First off this unit is well built! It’s a nice heavy chunk of metal and the chassis is very solid with absolutely no flexing, well done. It comes apart with 4 screws and the cover lifts off the get to the jumpers and Subsonic Filter resistor pack. Inside is reminiscent of many of the pro audio pieces I have serviced, it’s packed in there and well laid out. I’ll post some pics up soon. Inside the cover is a handy roadmap that explains the jumper designations, handy! The inputs are cap coupled and accept balanced inputs with no ground (sleeve is the inverted input) The outputs are single ended and directly driven, (from merely observation, I did not get out another scope probe)

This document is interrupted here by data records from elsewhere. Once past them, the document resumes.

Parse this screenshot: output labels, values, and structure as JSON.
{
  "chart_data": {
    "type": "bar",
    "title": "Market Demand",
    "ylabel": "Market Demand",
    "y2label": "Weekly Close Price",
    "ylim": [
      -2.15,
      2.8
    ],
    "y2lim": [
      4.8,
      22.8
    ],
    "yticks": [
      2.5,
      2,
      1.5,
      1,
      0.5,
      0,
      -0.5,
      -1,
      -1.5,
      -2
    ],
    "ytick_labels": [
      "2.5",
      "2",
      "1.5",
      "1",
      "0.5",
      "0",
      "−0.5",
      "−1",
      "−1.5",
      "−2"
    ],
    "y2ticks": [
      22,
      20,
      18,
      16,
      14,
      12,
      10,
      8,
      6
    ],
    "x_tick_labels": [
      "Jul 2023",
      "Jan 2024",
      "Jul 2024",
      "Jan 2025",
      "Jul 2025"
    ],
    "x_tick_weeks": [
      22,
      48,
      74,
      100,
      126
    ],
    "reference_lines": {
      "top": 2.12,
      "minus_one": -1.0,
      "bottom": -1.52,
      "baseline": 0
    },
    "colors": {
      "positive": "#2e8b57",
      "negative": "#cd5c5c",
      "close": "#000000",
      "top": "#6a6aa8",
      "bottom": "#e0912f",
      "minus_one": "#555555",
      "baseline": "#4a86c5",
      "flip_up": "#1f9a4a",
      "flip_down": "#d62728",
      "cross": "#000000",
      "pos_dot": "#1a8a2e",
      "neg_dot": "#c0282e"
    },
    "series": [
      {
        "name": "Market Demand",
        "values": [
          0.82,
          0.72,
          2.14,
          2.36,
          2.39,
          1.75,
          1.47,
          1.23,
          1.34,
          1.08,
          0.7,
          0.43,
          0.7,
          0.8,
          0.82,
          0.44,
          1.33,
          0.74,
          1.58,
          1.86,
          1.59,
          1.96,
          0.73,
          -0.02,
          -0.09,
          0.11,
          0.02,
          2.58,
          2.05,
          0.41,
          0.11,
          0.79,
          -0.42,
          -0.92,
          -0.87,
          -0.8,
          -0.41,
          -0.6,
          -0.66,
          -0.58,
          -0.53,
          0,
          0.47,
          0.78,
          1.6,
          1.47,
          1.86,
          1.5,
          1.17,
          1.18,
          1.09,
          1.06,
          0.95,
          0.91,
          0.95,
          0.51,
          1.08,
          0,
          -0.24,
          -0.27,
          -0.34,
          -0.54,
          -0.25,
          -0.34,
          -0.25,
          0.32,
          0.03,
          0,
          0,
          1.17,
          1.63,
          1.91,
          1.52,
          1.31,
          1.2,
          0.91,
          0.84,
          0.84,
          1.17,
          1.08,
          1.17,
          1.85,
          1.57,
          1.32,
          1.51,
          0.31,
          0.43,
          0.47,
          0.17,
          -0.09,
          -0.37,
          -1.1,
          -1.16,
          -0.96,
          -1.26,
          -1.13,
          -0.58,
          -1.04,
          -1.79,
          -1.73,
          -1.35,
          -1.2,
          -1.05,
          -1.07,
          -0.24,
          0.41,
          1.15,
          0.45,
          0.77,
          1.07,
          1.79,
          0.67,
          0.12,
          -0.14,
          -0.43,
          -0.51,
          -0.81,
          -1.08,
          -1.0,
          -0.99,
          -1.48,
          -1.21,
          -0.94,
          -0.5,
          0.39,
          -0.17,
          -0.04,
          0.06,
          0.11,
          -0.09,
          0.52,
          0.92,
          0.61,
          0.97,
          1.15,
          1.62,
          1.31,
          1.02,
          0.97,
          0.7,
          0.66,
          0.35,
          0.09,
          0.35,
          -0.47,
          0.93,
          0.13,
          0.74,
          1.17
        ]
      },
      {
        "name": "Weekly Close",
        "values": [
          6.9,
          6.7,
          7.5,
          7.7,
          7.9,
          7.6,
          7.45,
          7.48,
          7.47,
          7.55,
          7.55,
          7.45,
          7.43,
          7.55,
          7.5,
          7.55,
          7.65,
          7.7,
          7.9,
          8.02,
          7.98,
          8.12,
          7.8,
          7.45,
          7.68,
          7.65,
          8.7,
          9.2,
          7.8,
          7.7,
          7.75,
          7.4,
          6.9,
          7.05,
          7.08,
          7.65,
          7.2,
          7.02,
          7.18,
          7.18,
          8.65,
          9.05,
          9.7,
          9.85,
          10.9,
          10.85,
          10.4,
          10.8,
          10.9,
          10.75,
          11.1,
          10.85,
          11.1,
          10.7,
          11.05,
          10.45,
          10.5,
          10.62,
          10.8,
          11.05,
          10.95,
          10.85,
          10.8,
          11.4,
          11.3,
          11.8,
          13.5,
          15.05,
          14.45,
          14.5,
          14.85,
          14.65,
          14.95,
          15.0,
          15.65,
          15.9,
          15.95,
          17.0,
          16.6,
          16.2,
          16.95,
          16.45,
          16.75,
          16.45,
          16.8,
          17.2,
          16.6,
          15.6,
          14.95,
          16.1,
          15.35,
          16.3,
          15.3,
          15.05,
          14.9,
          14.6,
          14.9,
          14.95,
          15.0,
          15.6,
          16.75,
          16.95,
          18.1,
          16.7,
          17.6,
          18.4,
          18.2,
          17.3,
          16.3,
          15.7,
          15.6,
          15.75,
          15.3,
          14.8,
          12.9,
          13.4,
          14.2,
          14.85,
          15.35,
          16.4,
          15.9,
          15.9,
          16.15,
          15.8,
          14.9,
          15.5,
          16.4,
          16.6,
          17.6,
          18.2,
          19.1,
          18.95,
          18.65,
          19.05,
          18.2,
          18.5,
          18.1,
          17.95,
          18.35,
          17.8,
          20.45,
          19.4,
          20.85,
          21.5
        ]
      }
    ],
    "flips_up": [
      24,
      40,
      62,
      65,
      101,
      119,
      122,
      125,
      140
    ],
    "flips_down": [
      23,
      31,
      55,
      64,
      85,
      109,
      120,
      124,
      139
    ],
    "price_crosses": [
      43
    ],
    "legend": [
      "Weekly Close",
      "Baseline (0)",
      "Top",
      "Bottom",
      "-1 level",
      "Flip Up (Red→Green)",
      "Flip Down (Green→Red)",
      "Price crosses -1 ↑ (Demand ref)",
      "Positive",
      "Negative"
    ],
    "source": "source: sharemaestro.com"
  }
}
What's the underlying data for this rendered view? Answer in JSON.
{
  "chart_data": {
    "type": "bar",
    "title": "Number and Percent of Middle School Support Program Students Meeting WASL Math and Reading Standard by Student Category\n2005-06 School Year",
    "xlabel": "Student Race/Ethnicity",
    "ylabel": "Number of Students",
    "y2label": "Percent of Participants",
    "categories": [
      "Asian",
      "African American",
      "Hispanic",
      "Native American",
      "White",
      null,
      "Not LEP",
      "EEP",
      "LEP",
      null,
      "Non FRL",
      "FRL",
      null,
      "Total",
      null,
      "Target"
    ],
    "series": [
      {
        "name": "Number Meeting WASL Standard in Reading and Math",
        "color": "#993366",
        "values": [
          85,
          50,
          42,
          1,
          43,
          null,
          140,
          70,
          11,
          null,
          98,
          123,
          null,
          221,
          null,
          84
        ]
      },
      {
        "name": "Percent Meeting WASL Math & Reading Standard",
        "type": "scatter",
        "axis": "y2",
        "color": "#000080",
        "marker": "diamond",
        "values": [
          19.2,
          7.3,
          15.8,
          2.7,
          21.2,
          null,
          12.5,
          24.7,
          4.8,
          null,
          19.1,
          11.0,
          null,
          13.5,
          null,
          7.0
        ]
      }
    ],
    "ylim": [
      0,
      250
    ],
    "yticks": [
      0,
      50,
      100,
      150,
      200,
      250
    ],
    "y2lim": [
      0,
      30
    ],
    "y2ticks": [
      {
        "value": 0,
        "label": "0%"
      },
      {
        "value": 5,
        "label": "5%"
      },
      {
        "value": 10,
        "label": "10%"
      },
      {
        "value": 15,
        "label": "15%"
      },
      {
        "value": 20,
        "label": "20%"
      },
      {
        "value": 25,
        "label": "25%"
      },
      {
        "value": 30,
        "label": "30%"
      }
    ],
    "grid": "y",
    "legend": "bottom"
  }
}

Now it’s static measurement time, I applied 12V to the power input and derived that the unit has a Bipolar 15V supply (+ and – 15V) that supplies power to no less than 20! BA4560 Op Amps. I would have liked to seen 16 or 17V but I was happy after these findings…… The power supply does not start to buckle till the voltage drops to around 7.5V Cool! It’s stable up to 17V in before things begin to heat up, I stopped there. The power supply does not buckle when all outputs are driving 600 ohm loads, not even when line input voltage is dropped down to 8V. Then to be an ass I modulated the input voltage between 8V and 14V at 10 cycles, this usually will piss things off, not this unit, the supply was rock solid and the output voltage showed no signs of fluctuation even at near clipping. I’m WAY more comfortable with the 15V output voltage now  I totally forgot to measure the max unclipped output voltage but I can tell you that it’s very healthy, I’ll grab those numbers next round. Rest assured you can hammer the electrical system and this unit will not skip a beat and deliver it’s rated output long after the amplifiers shut down due to low voltage protection.

So that’s is it so far, more to come!

Chad


----------



## npdang (Jul 29, 2005)

Excellent. Look forward to seeing the noise performance as well


----------